Alle partijen met uitzondering van de ChristenUnie stemden in met deze referendumverordening. Dat wil niet zeggen dat de ChristenUnie principiële bezwaren had tegen het referendum. Vijf jaar later bij de bespreking van het coalitieakkoord 2010-2014 opperde de ChristenUnie de mogelijkheid om een referendum te houden over het groen blijven van het Beekdal. Daarmee lijkt ook deze partij bekeerd tot de mogelijkheid van het houden van een referendum.
Basis is boos
Uit het onderzoek naar de referendumgeschiedenis in Amersfoort blijkt dat er bijna nog een referendum zou zijn gehouden, en wel in 2003. Er ontstond in die tijd een groep ouders die niet meer gediend was van basisonderwijs op verschillende locaties in de wijk, en deze noemde zich 'Basis is boos'. Zij wilden meer geld voor onderwijshuisvesting. Deze groep kreeg stevige voet aan de grond door te dreigen met een referendum. Al snel waren de noodzakelijke handtekeningen voor het inleidend verzoek binnen. In het gemeentehuis werd een projectorganisatie opgetuigd om het referendum te gaan uitvoeren. Maar op het allerlaatste moment ging de raad in gesprek met deze groep, op initiatief van PvdA en GroenLinks. De uitkomst van deze bespreking was dat de actiegroep afzag van het doorzetten van een referendum en vertrouwen had in de behandeling door de raad. Het referendum zou volgens de inschatting van de gemeente circa € 2,5 ton kosten, en deze kosten konden nu worden bespaard.
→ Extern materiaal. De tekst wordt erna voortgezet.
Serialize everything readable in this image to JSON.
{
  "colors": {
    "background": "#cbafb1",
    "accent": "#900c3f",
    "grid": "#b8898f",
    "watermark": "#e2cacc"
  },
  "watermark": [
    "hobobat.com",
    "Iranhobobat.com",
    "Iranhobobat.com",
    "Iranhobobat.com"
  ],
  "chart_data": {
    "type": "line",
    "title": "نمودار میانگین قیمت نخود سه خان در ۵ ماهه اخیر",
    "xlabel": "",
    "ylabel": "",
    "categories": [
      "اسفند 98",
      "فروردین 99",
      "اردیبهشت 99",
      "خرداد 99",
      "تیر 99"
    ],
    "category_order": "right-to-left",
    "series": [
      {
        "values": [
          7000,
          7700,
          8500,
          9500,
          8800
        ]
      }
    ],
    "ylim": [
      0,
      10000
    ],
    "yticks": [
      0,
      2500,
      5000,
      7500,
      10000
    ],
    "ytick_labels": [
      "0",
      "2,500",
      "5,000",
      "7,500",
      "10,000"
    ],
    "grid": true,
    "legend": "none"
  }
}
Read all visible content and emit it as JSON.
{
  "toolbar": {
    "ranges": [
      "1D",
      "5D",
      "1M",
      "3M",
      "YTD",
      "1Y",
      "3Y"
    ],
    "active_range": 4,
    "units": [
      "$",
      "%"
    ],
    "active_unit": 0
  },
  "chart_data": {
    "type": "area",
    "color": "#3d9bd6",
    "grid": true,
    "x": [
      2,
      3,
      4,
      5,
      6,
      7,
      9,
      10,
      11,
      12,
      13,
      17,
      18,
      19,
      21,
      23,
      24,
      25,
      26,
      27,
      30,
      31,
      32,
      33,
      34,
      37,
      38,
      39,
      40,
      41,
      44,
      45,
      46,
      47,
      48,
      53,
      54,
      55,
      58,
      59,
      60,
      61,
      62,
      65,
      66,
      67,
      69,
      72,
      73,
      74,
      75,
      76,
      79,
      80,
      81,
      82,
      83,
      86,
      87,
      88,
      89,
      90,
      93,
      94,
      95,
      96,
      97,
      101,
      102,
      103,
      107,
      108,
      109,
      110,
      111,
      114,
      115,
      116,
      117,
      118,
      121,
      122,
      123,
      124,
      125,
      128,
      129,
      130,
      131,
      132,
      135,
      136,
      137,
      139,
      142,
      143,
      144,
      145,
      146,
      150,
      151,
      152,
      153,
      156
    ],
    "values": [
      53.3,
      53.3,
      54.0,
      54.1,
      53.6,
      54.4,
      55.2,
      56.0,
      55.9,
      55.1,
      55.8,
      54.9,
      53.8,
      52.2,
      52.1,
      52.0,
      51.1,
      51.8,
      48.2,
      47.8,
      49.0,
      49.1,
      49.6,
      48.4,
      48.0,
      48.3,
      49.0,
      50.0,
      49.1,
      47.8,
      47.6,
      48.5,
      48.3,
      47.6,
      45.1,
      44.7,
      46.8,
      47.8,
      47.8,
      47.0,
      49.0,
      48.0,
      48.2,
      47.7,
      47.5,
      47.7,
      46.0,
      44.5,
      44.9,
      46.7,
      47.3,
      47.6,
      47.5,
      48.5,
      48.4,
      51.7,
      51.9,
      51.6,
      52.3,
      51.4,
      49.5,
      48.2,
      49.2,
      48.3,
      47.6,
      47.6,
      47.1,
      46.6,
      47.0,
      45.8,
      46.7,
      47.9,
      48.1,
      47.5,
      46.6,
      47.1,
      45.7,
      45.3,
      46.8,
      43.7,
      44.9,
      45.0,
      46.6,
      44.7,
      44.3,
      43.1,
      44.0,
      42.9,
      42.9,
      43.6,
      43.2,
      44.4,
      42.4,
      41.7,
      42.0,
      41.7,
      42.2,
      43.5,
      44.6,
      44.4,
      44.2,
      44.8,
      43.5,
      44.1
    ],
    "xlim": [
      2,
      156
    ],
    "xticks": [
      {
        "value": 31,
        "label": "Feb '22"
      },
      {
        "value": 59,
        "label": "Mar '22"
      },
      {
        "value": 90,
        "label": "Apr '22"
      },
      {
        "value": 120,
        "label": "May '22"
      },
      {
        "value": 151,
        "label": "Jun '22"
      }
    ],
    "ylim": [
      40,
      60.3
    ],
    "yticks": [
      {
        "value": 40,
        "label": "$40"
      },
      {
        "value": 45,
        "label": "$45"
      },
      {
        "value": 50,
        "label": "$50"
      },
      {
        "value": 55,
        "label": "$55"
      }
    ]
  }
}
Kortom, beter ten halve gekeerd dan ten hele gedwaald. Maar dit geldt niet voor 2023. Het lijkt erop dat de raad geen contact heeft gehad met de initiatiefnemers van het referendum om te bezien in hoeverre dit referendum voorkomen zou kunnen worden. De gemeente (lees: de burgers van Amersfoort) betalen nu de prijs (zie ook: wat kost een referendum).